Harvey Rose: I was recruited in 1971 to become the first budget analyst for the San Francisco Board of Supervisors. I’ve been the budget analyst ever since, with the exception of two years (1973–1975) where I was auditor general of the State of California. I’m so old I knew Baskin-Robbins when they only had two flavors.
Why were you only auditor general for two years?
I was fired because of my insistence on independence in auditing. That is the most important thing an auditor can be: independent and objective. Not bound to any politics. Just reporting the facts. After I was fired, San Francisco asked me back.
Did you know, when you were a kid growing up in New Jersey, that you’d be working with numbers your whole life?
Not at all. My first ambition was to be the announcer for the Brooklyn Dodgers.
What’s your weekly routine like?
On Mondays, I brief the members of the Board of Supervisors on the budget and finance report that we issue each week at our Wednesday meetings. Then on Tuesdays, I attend all the Board of Supervisor meetings.
What are some of the most frequent concerns you raise when analyzing different reports?
Well, the reports vary like heck. When [former Mayor] Willie Brown proposed to build a stadium mall at Candlestick Park, the contention was that there would be no impact on the general fund, but our analysis showed there would be significant impact on the general fund. The next morning, I woke up to the S.F. Chronicle saying I was going to be fired by Willie Brown.
Were you fired?
No, I can only be fired by the Board of Supervisors. I serve at the pleasure of the board, and they need a 6-5 vote to fire me. They can fire Harvey Rose at any time.
When the mayor proposes the budget each June, you have about two weeks to look over and analyze the entire budget. What are those two weeks like for you?
That is a very grueling period where we work around the clock. They’re tough. We go line by line, and do a detailed, grueling analysis of each line item to see if it’s justified. In past years, I’ve been there until 2 or 3 o’clock in the morning many nights in a row.
What is the most surprising thing that’s come out of a management audit that you’ve done over the years?
We found the treasurer had money in a non-interest-bearing checking account, and it was a large sum. So we recommended it go into a savings account. We also found once that the airports had the lowest landing fees in the country, so we recommended they raise the landing fee. We saved the city $24 million.
How big are the budget books?
Oh, they’re huge. They’re generally two or three volumes with thousands of pages.
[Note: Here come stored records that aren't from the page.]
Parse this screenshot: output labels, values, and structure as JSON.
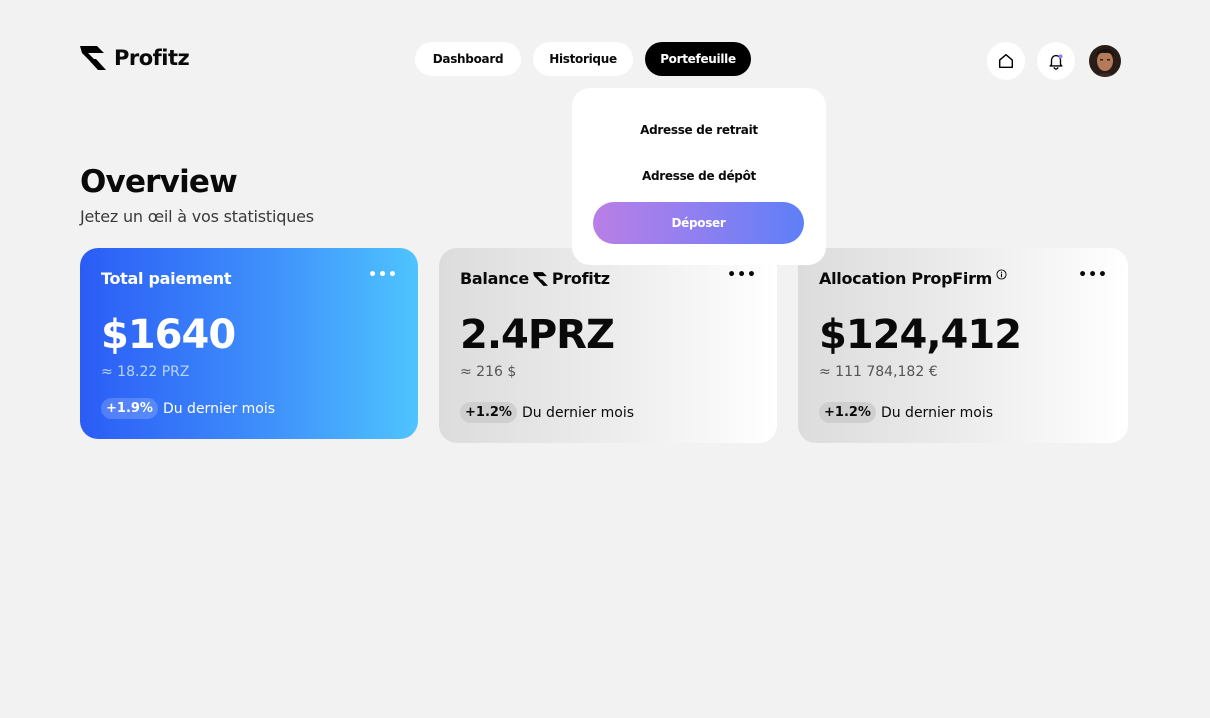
{
  "brand": {
    "name": "Profitz"
  },
  "nav": {
    "items": [
      {
        "label": "Dashboard"
      },
      {
        "label": "Historique"
      },
      {
        "label": "Portefeuille"
      }
    ]
  },
  "dropdown": {
    "withdraw_label": "Adresse de retrait",
    "deposit_address_label": "Adresse de dépôt",
    "deposit_button": "Déposer"
  },
  "overview": {
    "title": "Overview",
    "subtitle": "Jetez un œil à vos statistiques"
  },
  "cards": [
    {
      "title": "Total paiement",
      "amount": "$1640",
      "conversion": "≈ 18.22 PRZ",
      "change": "+1.9%",
      "period": "Du dernier mois"
    },
    {
      "title_prefix": "Balance",
      "title_brand": "Profitz",
      "amount": "2.4PRZ",
      "conversion": "≈ 216 $",
      "change": "+1.2%",
      "period": "Du dernier mois"
    },
    {
      "title": "Allocation PropFirm",
      "amount": "$124,412",
      "conversion": "≈ 111 784,182 €",
      "change": "+1.2%",
      "period": "Du dernier mois"
    }
  ],
  "icons": {
    "home": "home-icon",
    "bell": "bell-icon",
    "info": "info-icon",
    "more": "more-dots-icon"
  },
  "colors": {
    "accent_blue": "#2b5cf6",
    "accent_cyan": "#4ec4fd",
    "deposit_gradient_start": "#b97fe6",
    "deposit_gradient_end": "#5d7ff7"
  }
}
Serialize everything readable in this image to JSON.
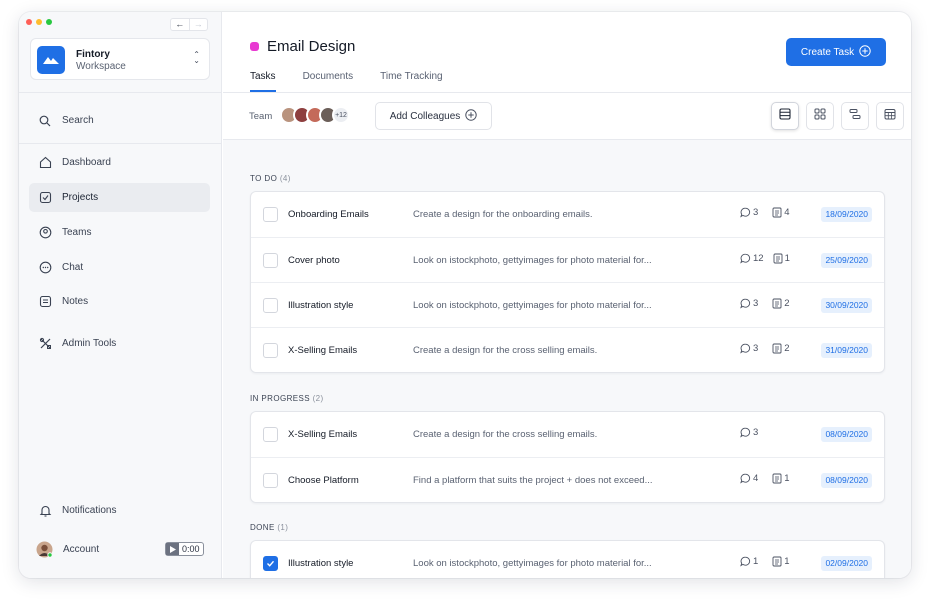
{
  "window": {
    "lights": [
      "#ff5f57",
      "#febc2e",
      "#28c840"
    ]
  },
  "sidebar": {
    "workspace": {
      "name": "Fintory",
      "subtitle": "Workspace"
    },
    "search": "Search",
    "items": [
      {
        "label": "Dashboard",
        "icon": "home-icon"
      },
      {
        "label": "Projects",
        "icon": "check-square-icon",
        "active": true
      },
      {
        "label": "Teams",
        "icon": "user-circle-icon"
      },
      {
        "label": "Chat",
        "icon": "chat-icon"
      },
      {
        "label": "Notes",
        "icon": "notes-icon"
      },
      {
        "label": "Admin Tools",
        "icon": "tools-icon"
      }
    ],
    "notifications": "Notifications",
    "account": "Account",
    "timer": "0:00"
  },
  "header": {
    "project_title": "Email Design",
    "project_color": "#e83ad2",
    "tabs": [
      "Tasks",
      "Documents",
      "Time Tracking"
    ],
    "create_button": "Create Task",
    "team_label": "Team",
    "team_more": "+12",
    "add_colleagues": "Add Colleagues"
  },
  "sections": [
    {
      "label": "TO DO",
      "count": "(4)",
      "tasks": [
        {
          "name": "Onboarding Emails",
          "desc": "Create a design for the onboarding emails.",
          "comments": "3",
          "files": "4",
          "date": "18/09/2020",
          "done": false
        },
        {
          "name": "Cover photo",
          "desc": "Look on istockphoto, gettyimages for photo material for...",
          "comments": "12",
          "files": "1",
          "date": "25/09/2020",
          "done": false
        },
        {
          "name": "Illustration style",
          "desc": "Look on istockphoto, gettyimages for photo material for...",
          "comments": "3",
          "files": "2",
          "date": "30/09/2020",
          "done": false
        },
        {
          "name": "X-Selling Emails",
          "desc": "Create a design for the cross selling emails.",
          "comments": "3",
          "files": "2",
          "date": "31/09/2020",
          "done": false
        }
      ]
    },
    {
      "label": "IN PROGRESS",
      "count": "(2)",
      "tasks": [
        {
          "name": "X-Selling Emails",
          "desc": "Create a design for the cross selling emails.",
          "comments": "3",
          "files": "",
          "date": "08/09/2020",
          "done": false
        },
        {
          "name": "Choose Platform",
          "desc": "Find a platform that suits the project + does not exceed...",
          "comments": "4",
          "files": "1",
          "date": "08/09/2020",
          "done": false
        }
      ]
    },
    {
      "label": "DONE",
      "count": "(1)",
      "tasks": [
        {
          "name": "Illustration style",
          "desc": "Look on istockphoto, gettyimages for photo material for...",
          "comments": "1",
          "files": "1",
          "date": "02/09/2020",
          "done": true
        }
      ]
    }
  ]
}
In recent years, it’s been more on the computer, but we still get the summary books.
Do you get jokes about an East Coast Jewish guy handling the city’s money?
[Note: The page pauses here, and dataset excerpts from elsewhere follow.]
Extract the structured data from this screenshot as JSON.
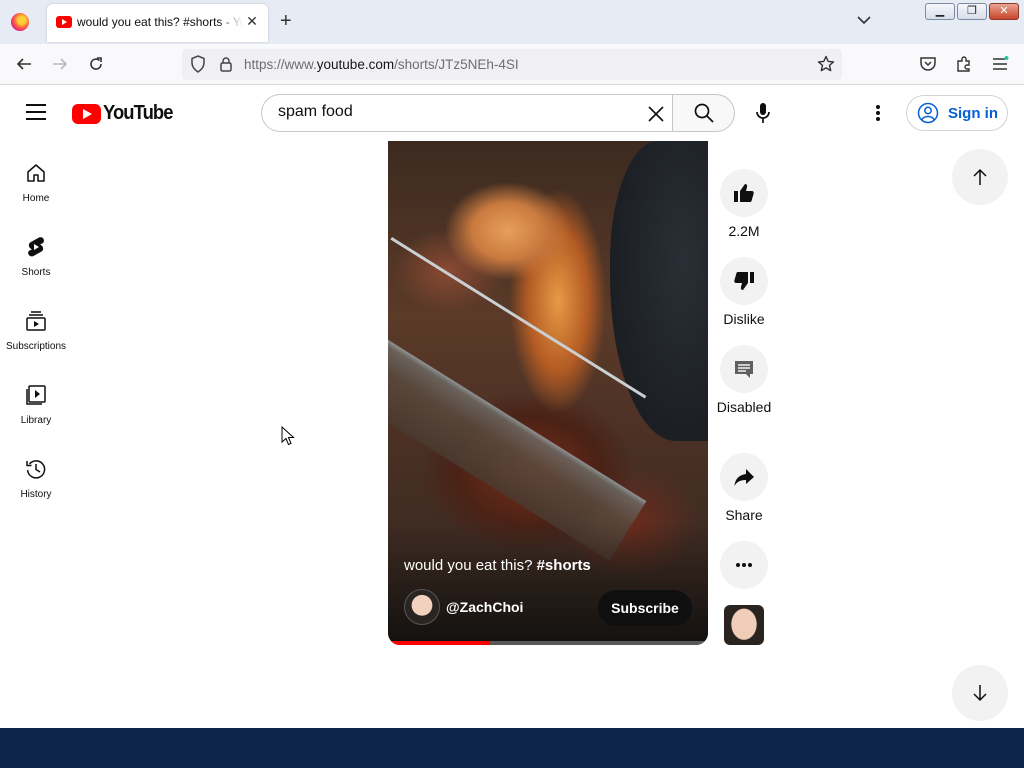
{
  "browser": {
    "tab_title": "would you eat this? #shorts - YouTube",
    "url_prefix": "https://www.",
    "url_domain": "youtube.com",
    "url_path": "/shorts/JTz5NEh-4SI"
  },
  "header": {
    "logo_text": "YouTube",
    "search_value": "spam food",
    "signin_label": "Sign in"
  },
  "sidebar": {
    "items": [
      {
        "label": "Home",
        "icon": "home-icon"
      },
      {
        "label": "Shorts",
        "icon": "shorts-icon"
      },
      {
        "label": "Subscriptions",
        "icon": "subscriptions-icon"
      },
      {
        "label": "Library",
        "icon": "library-icon"
      },
      {
        "label": "History",
        "icon": "history-icon"
      }
    ]
  },
  "short": {
    "title_plain": "would you eat this? ",
    "title_tag": "#shorts",
    "channel": "@ZachChoi",
    "subscribe_label": "Subscribe",
    "progress": 0.32
  },
  "actions": {
    "like_count": "2.2M",
    "dislike_label": "Dislike",
    "comments_label": "Disabled",
    "share_label": "Share"
  },
  "colors": {
    "brand_red": "#ff0000",
    "link_blue": "#065fd4",
    "taskbar": "#0c2447"
  }
}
Not really. I don’t really joke about my religion actually, though I am known for making a lot of jokes. By the way, you should know that there are only five people in the entire world that really like me, and they are my grandchildren.
Do the jokes keep you sane?
As the budget analyst for the S.F. Board of Supervisors, I could go completely out of my mind and no one would know the difference. So yeah, I think that in the work we do, which is tedious and difficult, if you don’t have a sense of humor, you’ve got nothing. Independence is my absolute — that’s the first and foremost. To be honest, objective and have a good sense of humor.